Adding to the spying challenge, after 9/11, the CIA got into paramilitary operations big time. That’s a lot easier than pursuing and convincing “hard targets” to give you information.
Paramilitary work is also a lot of fun—like being in the military, but without most of the rules and you only do the fun stuff. No parades, no inspections, no PowerPoint torture, and no seminars on sexual harassment and “woke” reeducation sessions.
Paramilitary operations have their uses, but they are not the CIA’s core purpose.
And one suspects the CIA relies excessively on “liaison services.” That’s dumbing things down. Instead of gathering intelligence on your own, you let the local intelligence services do the work for you.
It’s easier and eliminates the risk of being caught spying in another country (a risk that’s part of the intelligence game and always has been).
But you’re also a supplicant, dependent on foreign intelligence services. You’ll only know what they know—and of that, only what they tell you. And their interests are not always America’s interests.
One also marvels that nobody seems to notice or at least do much about all this.
Congress has oversight responsibility for the CIA. But as one CIA officer commented a while back, there is little to worry about from Capitol Hill: “Tell them some stories, give them a little show-and-tell, and they think they’re dealing with Mr. Bond himself.”
And it didn’t help when the then-director of national intelligence, retired Lt. Gen. James Clapper, who became one of President Donald Trump’s fiercest critics, in 2013 delivered what he later called a “clearly erroneous” if “least untruthful” answer to the Senate Intelligence Committee when testifying about government surveillance of U.S. citizens.
This doesn’t exactly make a citizen brim with confidence in the intelligence community’s ruling class or in the U.S. Air Force’s three-star generals.
And it’s not just Clapper. Take one former CIA director and another former acting director on whose watches the CIA missed the rise of ISIS, for starters. Both were analysts—and sub-par ones at that. They weren’t case officers in the field trying to recruit and obtain intelligence. Of course, there is no shortage of sub-par case officers either.

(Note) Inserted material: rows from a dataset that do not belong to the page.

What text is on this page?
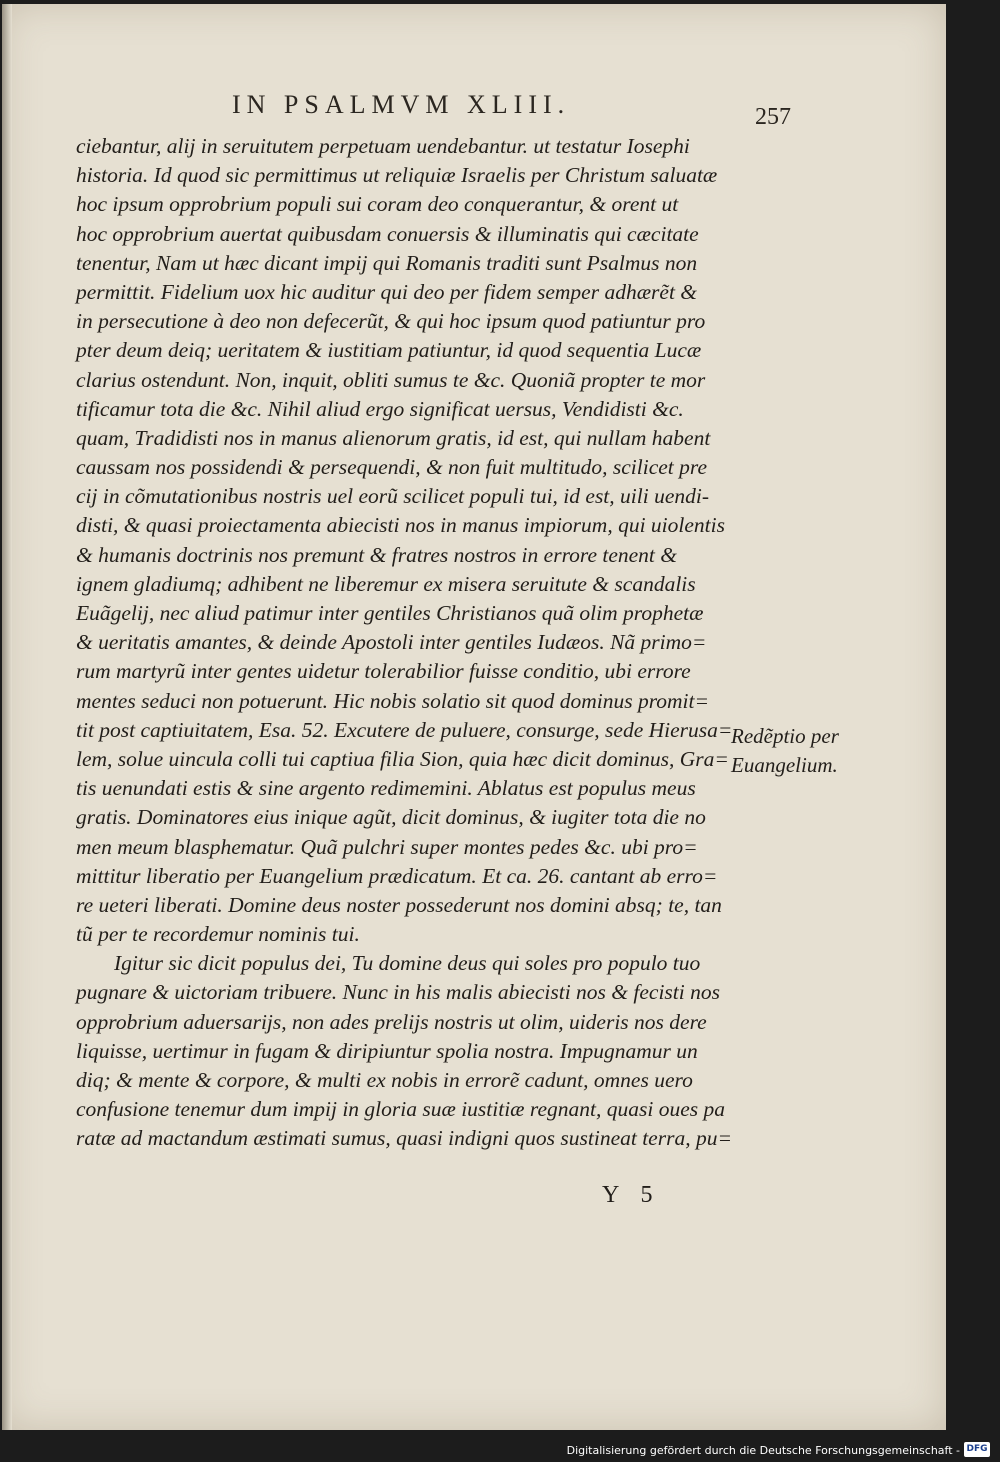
IN PSALMVM XLIII.	257
ciebantur, alij in seruitutem perpetuam uendebantur. ut testatur Iosephi
historia. Id quod sic permittimus ut reliquiæ Israelis per Christum saluatæ
hoc ipsum opprobrium populi sui coram deo conquerantur, & orent ut
hoc opprobrium auertat quibusdam conuersis & illuminatis qui cæcitate
tenentur, Nam ut hæc dicant impij qui Romanis traditi sunt Psalmus non
permittit. Fidelium uox hic auditur qui deo per fidem semper adhærẽt &
in persecutione à deo non defecerũt, & qui hoc ipsum quod patiuntur pro
pter deum deiq; ueritatem & iustitiam patiuntur, id quod sequentia Lucæ
clarius ostendunt. Non, inquit, obliti sumus te &c. Quoniã propter te mor
tificamur tota die &c. Nihil aliud ergo significat uersus, Vendidisti &c.
quam, Tradidisti nos in manus alienorum gratis, id est, qui nullam habent
caussam nos possidendi & persequendi, & non fuit multitudo, scilicet pre
cij in cõmutationibus nostris uel eorũ scilicet populi tui, id est, uili uendi-
disti, & quasi proiectamenta abiecisti nos in manus impiorum, qui uiolentis
& humanis doctrinis nos premunt & fratres nostros in errore tenent &
ignem gladiumq; adhibent ne liberemur ex misera seruitute & scandalis
Euãgelij, nec aliud patimur inter gentiles Christianos quã olim prophetæ
& ueritatis amantes, & deinde Apostoli inter gentiles Iudæos. Nã primo=
rum martyrũ inter gentes uidetur tolerabilior fuisse conditio, ubi errore
mentes seduci non potuerunt. Hic nobis solatio sit quod dominus promit=
tit post captiuitatem, Esa. 52. Excutere de puluere, consurge, sede Hierusa=
lem, solue uincula colli tui captiua filia Sion, quia hæc dicit dominus, Gra=
tis uenundati estis & sine argento redimemini. Ablatus est populus meus
gratis. Dominatores eius inique agũt, dicit dominus, & iugiter tota die no
men meum blasphematur. Quã pulchri super montes pedes &c. ubi pro=
mittitur liberatio per Euangelium prædicatum. Et ca. 26. cantant ab erro=
re ueteri liberati. Domine deus noster possederunt nos domini absq; te, tan
tũ per te recordemur nominis tui.
Igitur sic dicit populus dei, Tu domine deus qui soles pro populo tuo
pugnare & uictoriam tribuere. Nunc in his malis abiecisti nos & fecisti nos
opprobrium aduersarijs, non ades prelijs nostris ut olim, uideris nos dere
liquisse, uertimur in fugam & diripiuntur spolia nostra. Impugnamur un
diq; & mente & corpore, & multi ex nobis in errorẽ cadunt, omnes uero
confusione tenemur dum impij in gloria suæ iustitiæ regnant, quasi oues pa
ratæ ad mactandum æstimati sumus, quasi indigni quos sustineat terra, pu=
Redẽptio per
Euangelium.
Y 5
Digitalisierung gefördert durch die Deutsche Forschungsgemeinschaft - DFG
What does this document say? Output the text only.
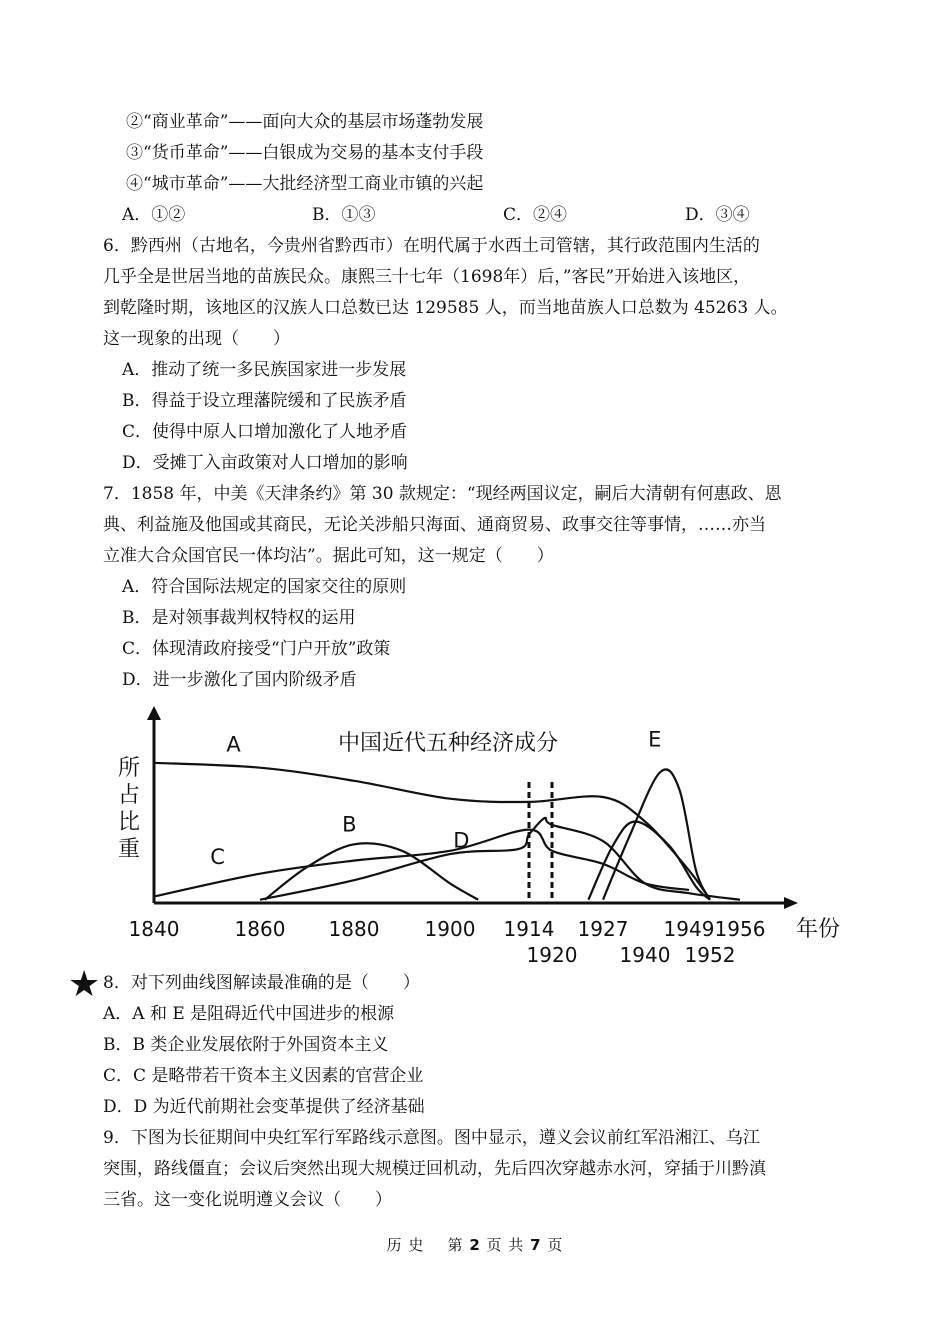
②“商业革命”——面向大众的基层市场蓬勃发展
③“货币革命”——白银成为交易的基本支付手段
④“城市革命”——大批经济型工商业市镇的兴起
A．①②	B．①③	C．②④	D．③④
6．黔西州（古地名，今贵州省黔西市）在明代属于水西土司管辖，其行政范围内生活的
几乎全是世居当地的苗族民众。康熙三十七年（1698年）后，”客民”开始进入该地区，
到乾隆时期，该地区的汉族人口总数已达 129585 人，而当地苗族人口总数为 45263 人。
这一现象的出现（　　）
A．推动了统一多民族国家进一步发展
B．得益于设立理藩院缓和了民族矛盾
C．使得中原人口增加激化了人地矛盾
D．受摊丁入亩政策对人口增加的影响
7．1858 年，中美《天津条约》第 30 款规定：“现经两国议定，嗣后大清朝有何惠政、恩
典、利益施及他国或其商民，无论关涉船只海面、通商贸易、政事交往等事情，……亦当
立准大合众国官民一体均沾”。据此可知，这一规定（　　）
A．符合国际法规定的国家交往的原则
B．是对领事裁判权特权的运用
C．体现清政府接受“门户开放”政策
D．进一步激化了国内阶级矛盾
中国近代五种经济成分
所
占
比
重
A
B
C
D
E
1840	1860 1880 1900 1914 1927 1949 1956
1920 1940 1952
年份
★ 8．对下列曲线图解读最准确的是（　　）
A．A 和 E 是阻碍近代中国进步的根源
B．B 类企业发展依附于外国资本主义
C．C 是略带若干资本主义因素的官营企业
D．D 为近代前期社会变革提供了经济基础
9．下图为长征期间中央红军行军路线示意图。图中显示，遵义会议前红军沿湘江、乌江
突围，路线僵直；会议后突然出现大规模迂回机动，先后四次穿越赤水河，穿插于川黔滇
三省。这一变化说明遵义会议（　　）
历 史 第 2 页 共 7 页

So how did they get to the top?
It’s depressing, but both were creatures of a CIA culture—most prevalent at, but not confined to, headquarters—where sycophancy, laissez-faire backstabbing, and smoke-and-mirrors achievement are better for one’s career than producing intelligence on America’s most dangerous enemies.
As for the current director of national intelligence—now running the whole show—she’s a former CIA employee but with a stunning lack of experience, and zero on the “operational end.”
Not surprisingly, the good officers, of whom there are still some and who could get things on track, go to great lengths to avoid headquarters assignments. There’s also no possible way they would be selected to the top positions and threaten what is a juicy employment racket.
In fairness, the CIA presumably is doing some useful work collecting information “the old-fashioned way.” And the agency rightly doesn’t publicize it.
And none of the GS-15’s, SES’s, and SIS’s running the show seem the least bit embarrassed that when their country most needed them, they failed.
One doubts that U.S. intelligence can be fixed without a flamethrower.